Anna Campbell

February 2021

Recent Reads – Part 7

There’s a few more book review months to come, partly because with Covid, I’ve been doing an awful lot of reading lately and so many of the books have been fab. Seems a pity not to share them with you!

Today I’m going to talk about some fiction I’ve recently really enjoyed, starting with Miss Garnet’s Angel by Salley Vickers. This one was pure pleasure. I love stories about people who seize life with both hands once the world and they themselves believe that life has passed them by.

Julia Garnet is a spinsterly history teacher from London who decides to spend six months in Venice after the death of her closest friend. As those of you who follow me on social media know, I’m a bit of a sucker for Venice and one of the greatest pleasures of reading this book was revisiting so many places I’d been myself, most recently during my three weeks there in 2019. So when Miss Garnet falls under the city’s spell and makes a wide variety of friends who would never have crossed her path otherwise, I was right there with her.

A wise and witty and wonderful book, and somehow just right for reading around Christmastime! It’s really heartwarming to see how this reserved, unfulfilled woman opens to Italian warmth and beauty and finds a joy in life that she’d never imagined before.

My next book is a completely different kettle of fish. Richard Osman is a popular TV personality in the UK – I’m completely addicted to the quiz show he does with Alexander Armstrong called Pointless.
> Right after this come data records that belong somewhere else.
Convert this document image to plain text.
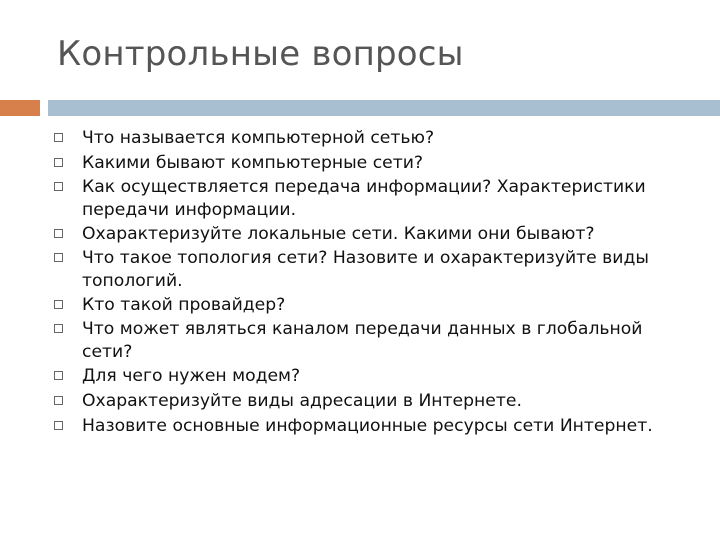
Контрольные вопросы
Что называется компьютерной сетью?
Какими бывают компьютерные сети?
Как осуществляется передача информации? Характеристики передачи информации.
Охарактеризуйте локальные сети. Какими они бывают?
Что такое топология сети? Назовите и охарактеризуйте виды топологий.
Кто такой провайдер?
Что может являться каналом передачи данных в глобальной сети?
Для чего нужен модем?
Охарактеризуйте виды адресации в Интернете.
Назовите основные информационные ресурсы сети Интернет.
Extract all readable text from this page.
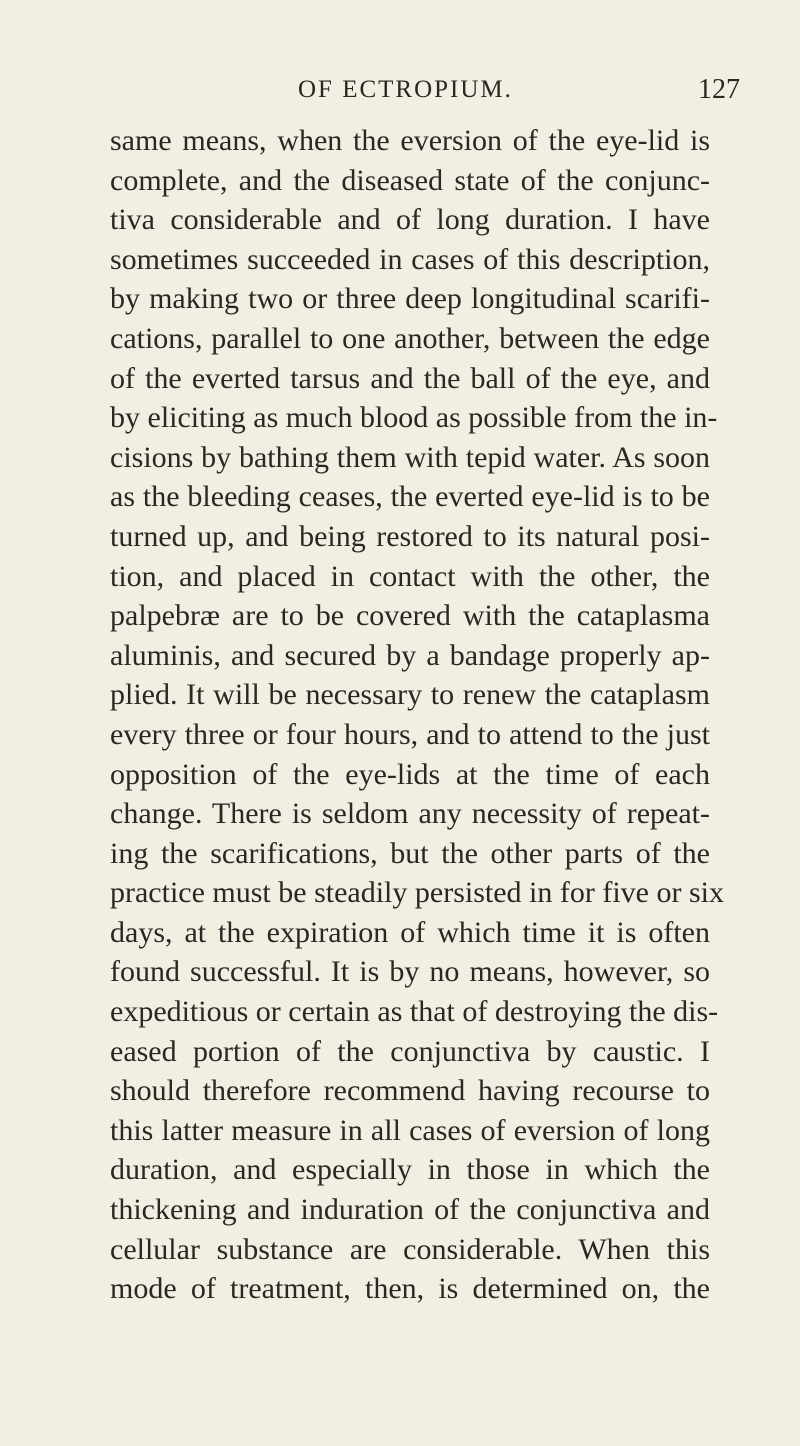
OF ECTROPIUM.	127
same means, when the eversion of the eye-lid is
complete, and the diseased state of the conjunc-
tiva considerable and of long duration. I have
sometimes succeeded in cases of this description,
by making two or three deep longitudinal scarifi-
cations, parallel to one another, between the edge
of the everted tarsus and the ball of the eye, and
by eliciting as much blood as possible from the in-
cisions by bathing them with tepid water. As soon
as the bleeding ceases, the everted eye-lid is to be
turned up, and being restored to its natural posi-
tion, and placed in contact with the other, the
palpebræ are to be covered with the cataplasma
aluminis, and secured by a bandage properly ap-
plied. It will be necessary to renew the cataplasm
every three or four hours, and to attend to the just
opposition of the eye-lids at the time of each
change. There is seldom any necessity of repeat-
ing the scarifications, but the other parts of the
practice must be steadily persisted in for five or six
days, at the expiration of which time it is often
found successful. It is by no means, however, so
expeditious or certain as that of destroying the dis-
eased portion of the conjunctiva by caustic. I
should therefore recommend having recourse to
this latter measure in all cases of eversion of long
duration, and especially in those in which the
thickening and induration of the conjunctiva and
cellular substance are considerable. When this
mode of treatment, then, is determined on, the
Last year, he released his first novel, a romp of a mystery called The Thursday Murder Club, which I’m delighted to say is the first of a series.

This one’s charm, charm, charm the whole way and will leave you with a big smile. A group of well-to-do retirees in an upmarket retirement village band together to puzzle over unsolved murders they’ve read about. Imagine how excited they are when there’s a murder on their doorstep.

It’s the characterization in this one that grabs you. The club members are completely irresistible, then throw in a feisty female police constable on her first big case and a huge cast of potential baddies often of the heart-of-gold variety and you’ve got a delicious ride. The Thursday Murder Club is funny and witty and surprising and wise and one of my reading highlights of the last few months. Definitely give it a go!

My last recommendation for today is a corker of an Australian thriller. Bruny by Heather Rose is one of those stories ripped out of the headlines and I found it impossible to put down.

When I read this one, I was reminded of Louis B. Mayer’s dictum to his writers: “I want a film that starts with an earthquake and works up to a climax.” Bruny opens with a terrorist bombing on a new multi-billion dollar bridge in Tasmania between the mainland and the beautiful island of Bruny. And then it works up to the explosive climax in a rush of drama and suspense. It’s a breathless ride and a story I’ve thought about often since I finished it last week.

UN conflict negotiation specialist Astrid Coleman returns to Tasmania at the request of her brother, the state premier, to smooth the locals’ ruffled feathers about the new bridge. But she is suspicious about what is the real truth behind the bridge and as the story unfolds, she finds herself trapped between family and a new love when it comes to taking sides. Who can she trust? Can she trust anyone? Definitely one to pick up when you’ve got time to dive into it and not come up!

See you next month for some recent romances I’ve enjoyed!